In addition to the Frenchies (and we may as well mention Saint-Saens too), Rimsky-Korsakov belongs on this thread for Scheherezade, Russian Easter, Capriccio Espangol to name a few.

Mendelsohn had his moments too, the opening of The Hebrides Overture comes to mind. 

And of course Richard Strauss: Alpine Symphony, etc...


----------



## kv466 (May 18, 2011)

I don't normally tend to see anything when listening to music but the first movement of van Beethoven's sixth symphony has always conjured up fantastic scenes for me.


----------



## bigshot (Nov 22, 2011)

Rimsky, Mussorgsky, Strauss, Ravel, Debussy, Tchaikovsky and Wagner.


----------



## drpraetorus (Aug 9, 2012)

Hovanes, Mysterious Mountain


----------



## Lisztian (Oct 10, 2011)

This movement, brilliantly depicting the scene in the bible where Jesus calms the storm, followed by music that is supposed to 'evoke' images of a rainbow.


----------



## moody (Nov 5, 2011)

Debussy. La Cathedrale Engloutie ( The Submerged Cathedral)
Liszt. St.Francis of Assisi Preaching To the Birds.

Dvorak. The Cypresses for String Quartet.

Thomas Greene Bethune. The Battle of Manassas . Organ.

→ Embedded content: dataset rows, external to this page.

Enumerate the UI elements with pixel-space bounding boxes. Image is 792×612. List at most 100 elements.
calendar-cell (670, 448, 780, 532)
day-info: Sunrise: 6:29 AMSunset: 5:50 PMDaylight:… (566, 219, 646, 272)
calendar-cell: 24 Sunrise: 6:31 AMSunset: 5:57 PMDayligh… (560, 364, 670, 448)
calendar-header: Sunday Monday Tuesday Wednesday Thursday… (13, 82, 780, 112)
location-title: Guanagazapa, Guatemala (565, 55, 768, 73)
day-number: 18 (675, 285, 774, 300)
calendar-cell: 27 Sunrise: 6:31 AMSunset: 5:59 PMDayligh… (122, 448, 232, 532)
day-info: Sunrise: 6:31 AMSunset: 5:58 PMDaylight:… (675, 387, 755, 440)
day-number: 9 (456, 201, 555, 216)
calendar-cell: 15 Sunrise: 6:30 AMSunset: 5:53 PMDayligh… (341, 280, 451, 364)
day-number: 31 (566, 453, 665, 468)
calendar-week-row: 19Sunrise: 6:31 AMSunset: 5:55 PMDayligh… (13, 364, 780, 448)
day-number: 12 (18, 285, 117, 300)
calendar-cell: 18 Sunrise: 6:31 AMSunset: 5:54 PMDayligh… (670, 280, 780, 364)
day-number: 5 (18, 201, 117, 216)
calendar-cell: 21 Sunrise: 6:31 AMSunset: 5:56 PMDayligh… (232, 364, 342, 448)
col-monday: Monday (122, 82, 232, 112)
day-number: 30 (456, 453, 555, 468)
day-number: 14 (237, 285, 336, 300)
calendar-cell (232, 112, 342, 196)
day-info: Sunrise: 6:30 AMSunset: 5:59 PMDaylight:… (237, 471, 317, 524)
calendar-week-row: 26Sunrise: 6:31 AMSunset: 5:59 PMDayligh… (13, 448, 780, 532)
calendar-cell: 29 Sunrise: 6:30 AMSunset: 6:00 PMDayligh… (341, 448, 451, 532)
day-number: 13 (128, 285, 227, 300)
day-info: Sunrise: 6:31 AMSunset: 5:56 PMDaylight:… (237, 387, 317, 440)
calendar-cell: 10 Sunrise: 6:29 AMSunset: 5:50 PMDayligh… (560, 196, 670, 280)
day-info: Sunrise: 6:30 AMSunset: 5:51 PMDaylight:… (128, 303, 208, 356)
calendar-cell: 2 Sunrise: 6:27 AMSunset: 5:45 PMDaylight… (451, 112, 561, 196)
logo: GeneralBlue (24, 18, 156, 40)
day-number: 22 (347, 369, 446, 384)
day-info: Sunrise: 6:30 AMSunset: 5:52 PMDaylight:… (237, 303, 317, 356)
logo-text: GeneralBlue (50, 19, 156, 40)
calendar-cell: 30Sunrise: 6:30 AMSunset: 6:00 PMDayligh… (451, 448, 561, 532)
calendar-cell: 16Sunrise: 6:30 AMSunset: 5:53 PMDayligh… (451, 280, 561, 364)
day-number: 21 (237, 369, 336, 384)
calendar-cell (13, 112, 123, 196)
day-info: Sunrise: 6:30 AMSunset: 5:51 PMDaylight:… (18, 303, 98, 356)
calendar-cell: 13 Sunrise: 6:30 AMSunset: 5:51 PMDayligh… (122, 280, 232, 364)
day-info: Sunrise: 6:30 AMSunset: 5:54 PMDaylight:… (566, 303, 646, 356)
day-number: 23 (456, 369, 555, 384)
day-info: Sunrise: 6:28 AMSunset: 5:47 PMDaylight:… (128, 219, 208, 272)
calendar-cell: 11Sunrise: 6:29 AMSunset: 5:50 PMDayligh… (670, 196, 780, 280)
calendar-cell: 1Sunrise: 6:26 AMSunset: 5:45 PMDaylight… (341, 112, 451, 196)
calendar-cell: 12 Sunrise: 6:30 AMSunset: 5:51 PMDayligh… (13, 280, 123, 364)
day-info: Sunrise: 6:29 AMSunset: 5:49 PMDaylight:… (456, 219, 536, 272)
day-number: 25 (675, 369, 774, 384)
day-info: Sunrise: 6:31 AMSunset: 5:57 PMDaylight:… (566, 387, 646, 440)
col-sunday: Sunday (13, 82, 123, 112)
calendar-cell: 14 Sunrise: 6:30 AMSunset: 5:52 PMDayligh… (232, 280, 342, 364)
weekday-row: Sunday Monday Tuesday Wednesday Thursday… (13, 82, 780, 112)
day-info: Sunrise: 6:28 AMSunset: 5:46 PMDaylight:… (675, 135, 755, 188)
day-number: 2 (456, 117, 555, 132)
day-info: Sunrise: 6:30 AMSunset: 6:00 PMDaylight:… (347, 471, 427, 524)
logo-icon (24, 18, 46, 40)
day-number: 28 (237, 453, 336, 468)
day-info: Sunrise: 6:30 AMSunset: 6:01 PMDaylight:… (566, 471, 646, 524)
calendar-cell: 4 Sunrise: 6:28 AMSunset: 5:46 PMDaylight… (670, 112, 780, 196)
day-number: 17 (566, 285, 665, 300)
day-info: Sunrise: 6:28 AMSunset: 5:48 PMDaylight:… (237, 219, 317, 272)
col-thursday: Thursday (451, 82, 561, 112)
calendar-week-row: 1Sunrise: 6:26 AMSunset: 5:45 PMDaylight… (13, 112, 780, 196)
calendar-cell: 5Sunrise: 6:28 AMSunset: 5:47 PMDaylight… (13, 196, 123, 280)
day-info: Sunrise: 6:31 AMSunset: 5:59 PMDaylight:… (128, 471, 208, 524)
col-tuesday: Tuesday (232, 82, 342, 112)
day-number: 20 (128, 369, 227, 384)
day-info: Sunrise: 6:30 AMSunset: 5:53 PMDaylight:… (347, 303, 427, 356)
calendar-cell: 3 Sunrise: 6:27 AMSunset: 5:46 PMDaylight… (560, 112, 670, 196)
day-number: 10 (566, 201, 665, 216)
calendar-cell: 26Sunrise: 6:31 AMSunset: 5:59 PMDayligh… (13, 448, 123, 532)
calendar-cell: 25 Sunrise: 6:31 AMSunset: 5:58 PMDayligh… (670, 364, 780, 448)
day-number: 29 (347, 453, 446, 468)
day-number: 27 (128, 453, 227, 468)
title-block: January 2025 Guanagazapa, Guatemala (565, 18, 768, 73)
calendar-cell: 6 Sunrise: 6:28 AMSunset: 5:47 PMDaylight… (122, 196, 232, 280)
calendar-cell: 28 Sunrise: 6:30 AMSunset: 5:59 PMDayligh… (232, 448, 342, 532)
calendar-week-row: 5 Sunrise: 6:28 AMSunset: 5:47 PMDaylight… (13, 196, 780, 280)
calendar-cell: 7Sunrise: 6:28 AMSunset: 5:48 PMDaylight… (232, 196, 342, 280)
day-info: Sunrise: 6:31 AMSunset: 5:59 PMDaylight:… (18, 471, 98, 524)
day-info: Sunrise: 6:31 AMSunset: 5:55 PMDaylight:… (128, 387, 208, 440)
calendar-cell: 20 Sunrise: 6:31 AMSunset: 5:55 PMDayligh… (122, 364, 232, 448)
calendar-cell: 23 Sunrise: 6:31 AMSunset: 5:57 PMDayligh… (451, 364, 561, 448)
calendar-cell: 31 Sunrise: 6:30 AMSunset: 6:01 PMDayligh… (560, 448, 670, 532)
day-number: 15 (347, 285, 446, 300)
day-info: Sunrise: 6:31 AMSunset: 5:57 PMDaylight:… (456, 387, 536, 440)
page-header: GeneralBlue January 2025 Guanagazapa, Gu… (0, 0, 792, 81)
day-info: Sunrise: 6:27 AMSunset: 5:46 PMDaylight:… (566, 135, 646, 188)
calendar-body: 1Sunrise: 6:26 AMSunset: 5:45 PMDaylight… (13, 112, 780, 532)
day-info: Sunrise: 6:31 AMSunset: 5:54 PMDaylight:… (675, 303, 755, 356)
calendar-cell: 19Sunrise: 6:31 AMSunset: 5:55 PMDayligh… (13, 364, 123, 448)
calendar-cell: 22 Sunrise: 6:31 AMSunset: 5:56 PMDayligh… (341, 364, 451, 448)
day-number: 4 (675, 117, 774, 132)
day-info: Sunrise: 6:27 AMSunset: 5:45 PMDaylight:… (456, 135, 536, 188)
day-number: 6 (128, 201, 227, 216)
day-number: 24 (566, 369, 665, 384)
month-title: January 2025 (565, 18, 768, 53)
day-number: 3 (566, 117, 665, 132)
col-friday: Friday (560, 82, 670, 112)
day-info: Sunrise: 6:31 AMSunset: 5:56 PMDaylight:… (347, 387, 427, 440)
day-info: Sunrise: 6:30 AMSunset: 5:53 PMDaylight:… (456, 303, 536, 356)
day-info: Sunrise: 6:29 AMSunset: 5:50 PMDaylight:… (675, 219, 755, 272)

Dvorak. The Water Goblin,Symphonic Poem.
Sousa. Gliding Girl Tango.
Turina. Sinfonia Sevillana.
Ibert. Escales (Ports of Call)
Villa-Lobos. Uriapuru.

Messiaen. Reveil des Oiseaux. (Awakening Of the Birds) For piano and orchestra.


----------



## jani (Jun 15, 2012)

kv466 said:


> I don't normally tend to see anything when listening to music but the first movement of van Beethoven's sixth symphony has always conjured up fantastic scenes for me.


Beethovens 6th sounds so green&yellow.


----------



## bigshot (Nov 22, 2011)

It's a shame that the Pastoral inspired such banal imagery to Walt Disney.


----------



## Norse (May 10, 2010)

Geirr Tveitt is often evocative (at least to me). His most famous piece is the folk tone arrangement 'Velkomne med æra' (Welcome with honour - first piece in the video) It gives me associations to something like a moonlit winter's night somewhere in rural Norway.


----------



## norman bates (Aug 18, 2010)

charles ives - in the night






it started at 5:49 approximately. A brief but really beautiful piece of music.


----------